Pitchproofは伴奏のキー変更もできるので、ヤミマキはボイチェンではなくこちらの用途のために使っている。Pitchproof、遅延はないらしい?

ほかの多くのボイチェンは声でなく伴奏を入力するとヘンな音を出すことが多いので、この用途には使えないことが多い。

伴奏配信トラックの設定

DAWのプラグイン遅延補正が効かないので、ボーカルと伴奏のズレはDAW本体に頼らず調整する必要がある
他にいいものがあるかもしれないけど、ディレイを単に遅延させるためだけに使っている。
やり方は、センド用のバス等を作らず直接ディレイを仕込み、フィードバックなしで単に音が遅れて聴こえるようにするだけ。

それだけなので、高性能なものよりもシンプルなディレイのほうが使いやすい。ヤミマキはCakewalkに最初から入っている「Sonitus Delay」を使っている。こんな感じ。

遅延量だけは環境によるので、実際に歌ってみて調整する必要がある。といっても、OBS側でモデルのレンダリング遅延を設定済みならその値と同じになるはず。

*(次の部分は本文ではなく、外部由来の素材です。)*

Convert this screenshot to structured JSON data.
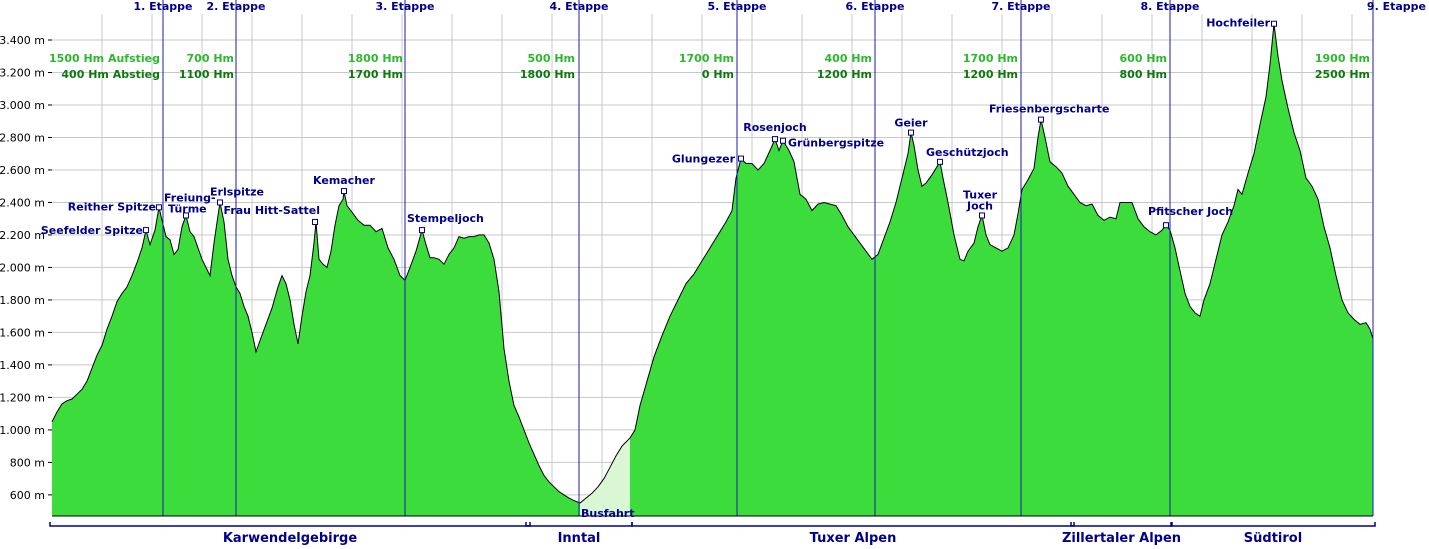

ここまでの設定が済んでいれば、OBSで「VoiceMeter Aux Output」を取り込めば伴奏と歌声が入るようになっている。DAWのプラグイン遅延補正が無効な状態で何か歌って、それをOBSの録画機能で録音して調整する。(もちろん配信する必要はない)
人間の耳はだいたい100ms以内のズレなら許容できるようなので、50ms秒単位ぐらいでいじって合わせればいい。と思う。


これで設定は完了だよ! ここまで読んでくれてありがとう。お疲れさま。
誰も歌わないようなマニアックな曲をかわいい女の子が一枠まるまる使って歌ってくれるサマにはえも言われぬようなエクスペリエンスがあるからぜひチャレンジしてみてね!
そもそも可愛い声が出ないって? 歌だといろいろな高さの声出すから得意な音域を探すのにも使えると思うよ!